Eine der riesigen Nachbarsonnen in einer Entfernung von einigen
dutzend Lichtjahren drohte zu explodieren. Die Explosion
würde das Leben in einem Umnkreis von 1000 Lichtjahren
auslöschen.
Woher wusste man das>?
Nun, unser Ich-Programm spürte die Vorboten in der sich
ändernden elektromagnetischen Strahlung. Und die Analysen
der Wissenschaftler führten zu dem gleichen Ergebnis.
...
Habitus: "Wir sind noch nicht so weit, um die Erde evakuieren zu
können."
<< Ich weiß. Eine Hypernova, vielleicht würde
sie auch uns zerreißen. >>
"Dann gehen wir gemeinsam in den Tod? Schade, nachdem sich alles
so vielversprechend entwickelt hatte. Wir unterliegen wohl doch
nur den Gesetzmäßigkeiten des Zufalls, egal, wie sehr
wir uns anstrengen oder nicht."
<< Ich weiß nicht, ob das so richtig ist. Kennst die
Feldgleichungen der Gravitation? Sie sind nicht linear. >>
"Das stimmt. Willst du damit so etwas wie ein Bewusstsein
konstruieren?"
<< Nein, die Gesetze kann ich nicht verändern. Es
fällt nur auf, dass es selbstbezüglich ist. Ich kann
die Energie eines Raum-Zeit-Bereiches nicht verändern, ohne
die Raumkrümmung zu
beeinflussen, die Änderung der Raumkrümmung
beeinflusst aber wieder den Energieinhalt. >>
"Was willst du damit aussagen?"
<< Nun, ich glaube es ist nur eine beobachtbare
Größe einer viel allgemeineren Gesamtheit, die
selbstbezüglich ist.>>
"Geht das nicht in Richtung der Weltformel, mit der alles
erklärbar ist?"
<< Nicht, wenn wir selbst ein Teil dieser Gesamtheit sind.

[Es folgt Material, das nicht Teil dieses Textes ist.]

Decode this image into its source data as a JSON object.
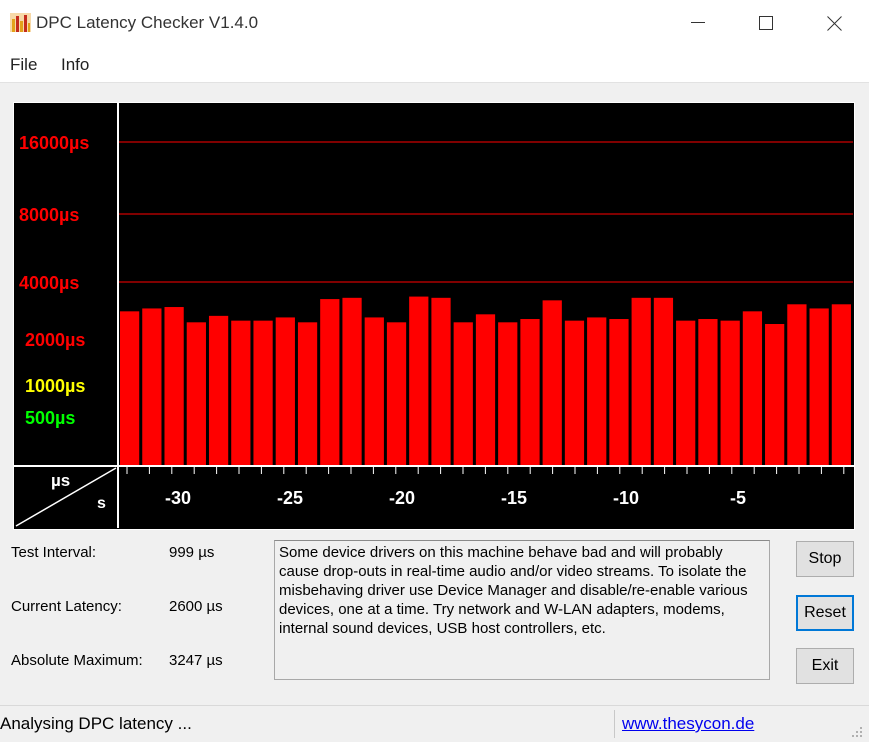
{
  "window": {
    "title": "DPC Latency Checker V1.4.0",
    "minimize_glyph": "—",
    "maximize_glyph": "☐",
    "close_glyph": "✕"
  },
  "menu": {
    "file": "File",
    "info": "Info"
  },
  "graph": {
    "y_unit": "µs",
    "x_unit": "s",
    "y_labels": [
      {
        "text": "16000µs",
        "color": "#ff0000"
      },
      {
        "text": "8000µs",
        "color": "#ff0000"
      },
      {
        "text": "4000µs",
        "color": "#ff0000"
      },
      {
        "text": "2000µs",
        "color": "#ff0000"
      },
      {
        "text": "1000µs",
        "color": "#ffff00"
      },
      {
        "text": "500µs",
        "color": "#00ff00"
      }
    ],
    "x_labels": [
      "-30",
      "-25",
      "-20",
      "-15",
      "-10",
      "-5"
    ],
    "bar_color": "#ff0000",
    "background": "#000000",
    "gridline_color": "#ff0000"
  },
  "chart_data": {
    "type": "bar",
    "xlabel": "s",
    "ylabel": "µs",
    "x_ticks": [
      -30,
      -25,
      -20,
      -15,
      -10,
      -5
    ],
    "y_ticks": [
      500,
      1000,
      2000,
      4000,
      8000,
      16000
    ],
    "y_scale": "log",
    "grid": "horizontal at 4000, 8000, 16000",
    "values": [
      2800,
      2900,
      2950,
      2450,
      2650,
      2500,
      2500,
      2600,
      2450,
      3250,
      3300,
      2600,
      2450,
      3350,
      3300,
      2450,
      2700,
      2450,
      2550,
      3200,
      2500,
      2600,
      2550,
      3300,
      3300,
      2500,
      2550,
      2500,
      2800,
      2400,
      3050,
      2900,
      3050
    ]
  },
  "info": {
    "test_interval_label": "Test Interval:",
    "test_interval_value": "999 µs",
    "current_latency_label": "Current Latency:",
    "current_latency_value": "2600 µs",
    "absolute_maximum_label": "Absolute Maximum:",
    "absolute_maximum_value": "3247 µs"
  },
  "message": "Some device drivers on this machine behave bad and will probably cause drop-outs in real-time audio and/or video streams. To isolate the misbehaving driver use Device Manager and disable/re-enable various devices, one at a time. Try network and W-LAN adapters, modems, internal sound devices, USB host controllers, etc.",
  "buttons": {
    "stop": "Stop",
    "reset": "Reset",
    "exit": "Exit"
  },
  "status": {
    "text": "Analysing DPC latency ...",
    "link": "www.thesycon.de"
  }
}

Wir benutzen diese Weltformel nicht, aber wir beinflussen sie
und sie beeinflusst damit wiederum uns. >>
"Teil einer Gesamtheit? Eine Gesamtheit, die selbst ein
Eigenbewusstsein haben kann?"
<< Das wäre möglich. Versuchen wir, damit in in
Verbindung zu treten. Wenn wir es schaffen, vielleicht hilft sie
uns dann. >>
"Früher ging man einfach nur in die Kirche und betete. Aber
nun? Der ganze Apparat der Wissenschaft, die Integration von
Verstand, Gefühl und Bewusstsein, all das Wissen
darüber,
ob es uns helfen kann?"
<< Das Beten kann auch helfen. Denn es versucht eine
Kommunikation. Es kommt vielleicht darauf an, wie weit die
Gesamtheit entwickelt ist, ob sie so kleine Dinge überhaupt
wahrnehmen kann oder will. Und wenn sie ein eigenes
Bewusstsein hat, wird sie auch ihre eigenen Entscheidungen
treffen, ob sie helfen will oder nicht. >>
"Dann muss sie sehr weit entwickelt sein. Wenn sie den ganzen
Kosmos umfasst, dessen Struktur durch das Gravitationsgesetz
entstanden ist."
<< Es kann auch sein, dass sie nur etwas initiiert hat und
nun auf die Ergebnisse wartet. Es gibt ja so viel Konkurrenz,
die aber letztendlich die Entwicklung weiterführt. >>
"Hoffen wir, dass sie weit genug entwickelt ist und dass sie uns
helfen will. Nein, glauben wir es. Was wir nicht wissen,
manchmal hilft der Glaube weiter. Nur dürfen wir ihn nicht
absolut nehmen, er muss jederzeit durch die Zunahme von Wissen
ersetzbar sein."
<< Ja, so verstehe ich eure Entwicklung. Wir allerdings
glauben nicht, wir versuchen die Unvollständigkeit unseres
Seins durch die Zunahme weiterer Informationen zu verbessern.
Das
Interessante daran ist, dazu brauchen wir euch. Ihr seid damit
auch viel wichtiger, als ihr selbst in euch erkennen könnt.
>>
"Das ist schön, es gerade von dir zu hören :-). Aber
nun müssen wir gemeinsam daran arbeiten, dass wir gemeinsam
überleben können. Ob das Universum so etwas
ermöglicht? Wir können nur in
das Transzendente ausweichem, die Urgewalt dieser Explosion ist
einfach zu mächtig. Sie würde alles zerstören,
unsere eigene Sonne zur Supernova machen.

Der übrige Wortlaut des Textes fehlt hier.